Namun dia mengingatkan kepada masyarakat untuk tidak mempercayai peta - peta lahan KHDPK yang telah beredar.
"Saya kemarin bersama Bupati Blora berkesempatan mengunjungi Kementerian Lingkungan Hidup dan Kehutanan (LHK). Mereka memastikan SK 287 itu benar. Luasan KHDPK benar adanya. Tapi untuk titik - titik wilayah KHDPK hingga sekarang belum muncul. Artinya peta - peta tersebut Hoax. Itu yang perlu diwaspadai bersama," terangnya.
Yuyus mengatakan, dalam waktu dekat ini pihak Kementerian LHK akan menurunkan tim yang melibatkan Pemkab Blora untuk mengkaji lokasi mana saja yang akan dijadikan KHDPK. Ia meminta supaya para petani hutan tidak terprovokasi dengan munculnya peta tersebut.
"Kita tampung semua keluhan dari para petani hutan," katanya.
3. Perhutani dukung KHDPK
Turun ke Jalan, Ratusan Petani Hutan di Blora Dukung KHDPKIDN Times / Febrian Chandra
Dihubungi terpisah, Wakil Adminstratur (Adm) KPH Blora Arif Silvi mengatakan, karena Perhutani berada di bawah kementerian LHK maka pihaknya juga secara konstitusi mendukung kebijakan KHDPK.

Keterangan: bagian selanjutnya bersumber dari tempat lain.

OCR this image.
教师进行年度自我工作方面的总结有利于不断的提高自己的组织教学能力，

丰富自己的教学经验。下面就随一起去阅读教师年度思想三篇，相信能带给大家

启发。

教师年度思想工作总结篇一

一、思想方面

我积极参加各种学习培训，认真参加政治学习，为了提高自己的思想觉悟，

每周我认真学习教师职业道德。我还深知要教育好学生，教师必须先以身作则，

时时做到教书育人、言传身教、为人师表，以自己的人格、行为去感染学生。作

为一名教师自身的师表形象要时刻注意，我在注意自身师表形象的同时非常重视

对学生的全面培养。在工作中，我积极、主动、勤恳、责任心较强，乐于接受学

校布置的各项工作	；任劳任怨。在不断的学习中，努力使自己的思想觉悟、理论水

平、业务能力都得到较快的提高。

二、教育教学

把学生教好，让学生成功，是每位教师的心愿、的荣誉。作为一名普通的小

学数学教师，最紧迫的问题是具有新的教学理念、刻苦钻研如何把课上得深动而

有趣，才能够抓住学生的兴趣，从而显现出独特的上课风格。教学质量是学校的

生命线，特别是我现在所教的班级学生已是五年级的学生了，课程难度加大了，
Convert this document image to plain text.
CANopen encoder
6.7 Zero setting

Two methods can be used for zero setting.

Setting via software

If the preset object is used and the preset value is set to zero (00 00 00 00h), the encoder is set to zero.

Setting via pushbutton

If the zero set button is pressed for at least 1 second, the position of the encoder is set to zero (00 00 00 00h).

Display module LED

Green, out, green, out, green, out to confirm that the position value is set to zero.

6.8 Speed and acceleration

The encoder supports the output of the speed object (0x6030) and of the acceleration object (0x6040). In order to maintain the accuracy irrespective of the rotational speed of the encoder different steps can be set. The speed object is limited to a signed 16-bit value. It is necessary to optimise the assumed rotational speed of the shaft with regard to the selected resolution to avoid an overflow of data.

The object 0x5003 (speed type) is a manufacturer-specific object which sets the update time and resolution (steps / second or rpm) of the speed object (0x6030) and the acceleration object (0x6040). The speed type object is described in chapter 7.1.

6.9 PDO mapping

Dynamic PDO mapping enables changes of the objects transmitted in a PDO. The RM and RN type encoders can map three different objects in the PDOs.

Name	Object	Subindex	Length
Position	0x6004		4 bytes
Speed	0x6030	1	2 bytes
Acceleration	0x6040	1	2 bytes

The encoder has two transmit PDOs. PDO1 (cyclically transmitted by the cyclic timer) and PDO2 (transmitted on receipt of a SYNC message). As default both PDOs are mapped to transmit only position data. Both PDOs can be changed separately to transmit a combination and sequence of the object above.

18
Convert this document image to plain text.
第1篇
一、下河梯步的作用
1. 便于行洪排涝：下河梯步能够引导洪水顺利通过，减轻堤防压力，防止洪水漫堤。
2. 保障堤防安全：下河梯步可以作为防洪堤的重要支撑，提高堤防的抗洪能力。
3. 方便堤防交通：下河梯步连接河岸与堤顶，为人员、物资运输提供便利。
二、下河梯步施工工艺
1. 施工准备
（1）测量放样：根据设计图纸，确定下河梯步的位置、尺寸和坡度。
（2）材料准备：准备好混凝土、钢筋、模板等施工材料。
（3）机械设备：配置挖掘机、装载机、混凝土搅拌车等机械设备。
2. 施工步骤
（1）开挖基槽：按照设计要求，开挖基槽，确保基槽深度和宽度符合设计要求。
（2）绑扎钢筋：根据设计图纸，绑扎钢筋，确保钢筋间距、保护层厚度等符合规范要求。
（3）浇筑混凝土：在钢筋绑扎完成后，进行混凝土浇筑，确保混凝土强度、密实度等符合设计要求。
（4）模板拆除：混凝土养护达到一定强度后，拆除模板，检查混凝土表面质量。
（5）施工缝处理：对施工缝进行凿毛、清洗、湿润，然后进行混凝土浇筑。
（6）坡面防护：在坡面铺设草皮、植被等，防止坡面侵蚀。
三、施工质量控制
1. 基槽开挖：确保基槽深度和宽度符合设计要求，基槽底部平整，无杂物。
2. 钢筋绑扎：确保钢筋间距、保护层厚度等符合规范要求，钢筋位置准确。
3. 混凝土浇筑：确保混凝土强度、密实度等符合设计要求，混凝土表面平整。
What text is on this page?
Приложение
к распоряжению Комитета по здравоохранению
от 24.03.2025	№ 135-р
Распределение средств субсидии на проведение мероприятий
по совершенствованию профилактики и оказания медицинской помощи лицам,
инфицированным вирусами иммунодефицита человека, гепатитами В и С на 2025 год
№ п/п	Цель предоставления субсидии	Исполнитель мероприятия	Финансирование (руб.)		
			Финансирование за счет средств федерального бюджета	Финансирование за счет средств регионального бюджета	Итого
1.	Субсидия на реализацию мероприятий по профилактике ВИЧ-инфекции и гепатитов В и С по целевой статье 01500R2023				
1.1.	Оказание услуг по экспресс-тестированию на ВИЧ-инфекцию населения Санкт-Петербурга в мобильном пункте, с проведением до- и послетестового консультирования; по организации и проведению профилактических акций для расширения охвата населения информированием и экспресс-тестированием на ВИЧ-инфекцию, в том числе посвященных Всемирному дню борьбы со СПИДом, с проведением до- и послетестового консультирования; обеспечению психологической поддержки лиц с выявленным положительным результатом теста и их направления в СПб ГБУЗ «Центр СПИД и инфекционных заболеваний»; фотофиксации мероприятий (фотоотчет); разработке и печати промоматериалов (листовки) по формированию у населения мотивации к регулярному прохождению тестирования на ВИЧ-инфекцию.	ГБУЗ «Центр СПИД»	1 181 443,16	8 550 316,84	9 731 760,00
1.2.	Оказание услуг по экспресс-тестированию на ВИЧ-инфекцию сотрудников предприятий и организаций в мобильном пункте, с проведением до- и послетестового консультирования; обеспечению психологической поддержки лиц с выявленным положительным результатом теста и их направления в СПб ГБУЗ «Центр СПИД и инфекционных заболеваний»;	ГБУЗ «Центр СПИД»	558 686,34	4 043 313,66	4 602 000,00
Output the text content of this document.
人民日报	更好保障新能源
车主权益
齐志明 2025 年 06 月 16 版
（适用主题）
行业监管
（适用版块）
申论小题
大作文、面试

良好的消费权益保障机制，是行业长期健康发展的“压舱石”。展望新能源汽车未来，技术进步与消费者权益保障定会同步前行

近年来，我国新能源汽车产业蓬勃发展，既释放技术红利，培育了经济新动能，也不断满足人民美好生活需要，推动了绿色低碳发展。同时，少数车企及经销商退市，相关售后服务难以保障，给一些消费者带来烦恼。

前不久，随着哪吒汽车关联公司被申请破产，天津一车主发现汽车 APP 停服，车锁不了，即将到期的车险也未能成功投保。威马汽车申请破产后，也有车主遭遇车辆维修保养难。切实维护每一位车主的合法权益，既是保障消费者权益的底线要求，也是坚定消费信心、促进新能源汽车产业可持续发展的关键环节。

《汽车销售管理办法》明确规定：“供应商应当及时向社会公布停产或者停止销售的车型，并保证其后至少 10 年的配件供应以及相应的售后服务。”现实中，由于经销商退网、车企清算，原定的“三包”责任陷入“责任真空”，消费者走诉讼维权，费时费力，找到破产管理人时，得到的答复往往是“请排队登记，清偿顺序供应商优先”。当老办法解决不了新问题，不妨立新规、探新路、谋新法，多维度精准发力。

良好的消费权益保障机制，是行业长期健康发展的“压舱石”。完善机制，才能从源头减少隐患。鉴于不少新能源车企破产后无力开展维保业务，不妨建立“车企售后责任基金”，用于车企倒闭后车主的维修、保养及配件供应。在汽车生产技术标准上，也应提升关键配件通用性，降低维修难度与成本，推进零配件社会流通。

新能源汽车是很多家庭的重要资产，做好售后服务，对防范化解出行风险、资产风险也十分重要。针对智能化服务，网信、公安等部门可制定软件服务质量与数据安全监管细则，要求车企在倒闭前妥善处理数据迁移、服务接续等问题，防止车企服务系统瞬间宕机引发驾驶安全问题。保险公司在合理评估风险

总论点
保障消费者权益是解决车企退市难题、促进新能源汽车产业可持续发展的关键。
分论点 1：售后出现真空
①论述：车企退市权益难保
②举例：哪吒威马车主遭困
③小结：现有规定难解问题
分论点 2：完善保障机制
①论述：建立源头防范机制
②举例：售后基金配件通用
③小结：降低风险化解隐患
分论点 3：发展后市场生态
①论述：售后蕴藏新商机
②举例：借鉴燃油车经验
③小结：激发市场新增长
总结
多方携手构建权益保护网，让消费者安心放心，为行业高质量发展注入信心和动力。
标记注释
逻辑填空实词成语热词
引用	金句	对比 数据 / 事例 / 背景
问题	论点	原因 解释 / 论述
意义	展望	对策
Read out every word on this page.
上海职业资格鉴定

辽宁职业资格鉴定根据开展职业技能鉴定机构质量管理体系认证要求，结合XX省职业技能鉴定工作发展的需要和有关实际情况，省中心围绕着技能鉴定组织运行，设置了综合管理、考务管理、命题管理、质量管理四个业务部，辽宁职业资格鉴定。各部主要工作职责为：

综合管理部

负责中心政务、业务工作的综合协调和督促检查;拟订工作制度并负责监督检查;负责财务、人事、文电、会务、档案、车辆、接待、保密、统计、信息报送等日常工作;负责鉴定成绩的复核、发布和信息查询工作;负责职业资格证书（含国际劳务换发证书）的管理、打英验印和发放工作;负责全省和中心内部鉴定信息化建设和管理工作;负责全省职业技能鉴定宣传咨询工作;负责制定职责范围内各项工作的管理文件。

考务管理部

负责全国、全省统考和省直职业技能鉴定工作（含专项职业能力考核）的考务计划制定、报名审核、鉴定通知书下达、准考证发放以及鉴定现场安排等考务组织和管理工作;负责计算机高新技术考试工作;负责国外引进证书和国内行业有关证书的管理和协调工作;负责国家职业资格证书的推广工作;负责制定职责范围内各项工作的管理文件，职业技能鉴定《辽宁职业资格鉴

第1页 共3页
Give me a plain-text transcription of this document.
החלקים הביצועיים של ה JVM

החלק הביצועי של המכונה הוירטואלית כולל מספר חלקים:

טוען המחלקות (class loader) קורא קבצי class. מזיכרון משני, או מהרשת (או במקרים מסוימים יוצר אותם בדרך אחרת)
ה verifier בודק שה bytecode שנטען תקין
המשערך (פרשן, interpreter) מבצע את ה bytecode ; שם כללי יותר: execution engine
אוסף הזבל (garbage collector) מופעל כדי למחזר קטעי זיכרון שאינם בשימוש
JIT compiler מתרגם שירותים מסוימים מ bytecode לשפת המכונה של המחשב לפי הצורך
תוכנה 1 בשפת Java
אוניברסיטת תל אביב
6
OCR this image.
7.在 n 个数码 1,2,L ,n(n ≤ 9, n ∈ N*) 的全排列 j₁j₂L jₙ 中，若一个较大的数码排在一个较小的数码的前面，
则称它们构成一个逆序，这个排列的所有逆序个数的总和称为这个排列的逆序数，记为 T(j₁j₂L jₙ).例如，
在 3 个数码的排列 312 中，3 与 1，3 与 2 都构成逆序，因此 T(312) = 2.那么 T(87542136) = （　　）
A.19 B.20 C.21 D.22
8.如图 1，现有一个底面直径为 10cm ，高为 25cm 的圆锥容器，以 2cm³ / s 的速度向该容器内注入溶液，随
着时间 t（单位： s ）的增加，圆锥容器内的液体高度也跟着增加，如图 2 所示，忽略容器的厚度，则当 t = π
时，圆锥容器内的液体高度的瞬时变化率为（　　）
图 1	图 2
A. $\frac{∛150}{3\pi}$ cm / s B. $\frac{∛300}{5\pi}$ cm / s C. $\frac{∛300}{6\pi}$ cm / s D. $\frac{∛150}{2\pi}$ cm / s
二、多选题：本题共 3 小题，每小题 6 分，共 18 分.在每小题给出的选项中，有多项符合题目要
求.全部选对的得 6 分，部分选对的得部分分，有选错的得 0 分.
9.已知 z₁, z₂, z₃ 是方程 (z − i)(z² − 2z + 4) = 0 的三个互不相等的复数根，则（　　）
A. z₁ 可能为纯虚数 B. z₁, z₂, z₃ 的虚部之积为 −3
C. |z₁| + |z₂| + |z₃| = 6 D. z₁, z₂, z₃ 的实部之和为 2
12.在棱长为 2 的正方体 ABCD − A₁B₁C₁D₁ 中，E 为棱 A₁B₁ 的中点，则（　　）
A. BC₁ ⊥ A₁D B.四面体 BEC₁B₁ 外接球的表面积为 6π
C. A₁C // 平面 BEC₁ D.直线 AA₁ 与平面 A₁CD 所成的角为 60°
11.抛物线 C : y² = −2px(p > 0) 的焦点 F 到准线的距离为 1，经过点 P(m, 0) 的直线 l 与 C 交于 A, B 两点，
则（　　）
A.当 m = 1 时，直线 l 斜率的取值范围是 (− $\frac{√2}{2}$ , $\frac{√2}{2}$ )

"Artinya kita adalah BUMN yang ada di Bawah Kementerian LHK. Sedangkan yang disuarakan para pendemo yakni SK 287 adalah prodak dari kementerian LHK. Jadi secara konstitusi kita mendukung kebijakan itu," ungkapnya.
Namun begitu pihaknya juga mempertimbangkan golongan - golongan yang menolak KHDPK untuk diterapkan. Salah satunya adalah dari LMDH dan Serikat Pekerjaan Perhutani.
"Alasan LMDH menolak masuk akal dan kritis. Mereka khawatir apabila kebijakan ini diterapkan maka akan banyak kawasan hutan yang beralih fungsi menjadi bangunan - bangunan, lahan pertanian dan hutan habis dan menyebabkan bencana alam," katanya.
Sebab luas hutan di Jawa ini hanya 16 persen saja dari total luasan tanah. Apabila program KHDPK ini berjalan maka hanya ada 8 persen yang menjadi lahan hijau.
Kemudian kekhawatiran para karyawan terkait masa depan mereka dan menyebabkan PHK besar - besaran lantaran hampir setengah lahan Pengelolaan Perhutani diambil alih.
Diketahui Kementerian Lingkungan Hidup dan Kehutanan (KLHK) mengambil alih wilayah hutan yang dikelola PT Perhutani (Persero) seluas 1,1 juta hektar dari total 2,4 hektar di seluruh Jawa Tengah. Hutan yang diambil tersebut akan dijadikan Kawasan Hutan Dengan Pengelolaan Khusus (KHDPK).
Pengambilalihan tersebut mengacu pada Keputusan Menteri LHK (Kepmen) bernomor
SK287/MENLHK/Setjen/PLA.2/4/2022 tentang Penetapan KHDPK pada sebagian hutan negara yang berada pada kawasan hutan produksi dan hutan lindung di Jawa Tengah, Jawa Timur, Jawa Barat, dan Banten. Kepmen tersebut ditandatangani oleh Menteri LHK, Siti Nurbaya pada 5 April 2022.
Dalam perjalanannya muncul golongan pro dan kontra terkait kebijakan itu. Salah satunya Serikat Karyawan Perhutani dan sebagian LMDH menolak KHDPK diterapkan.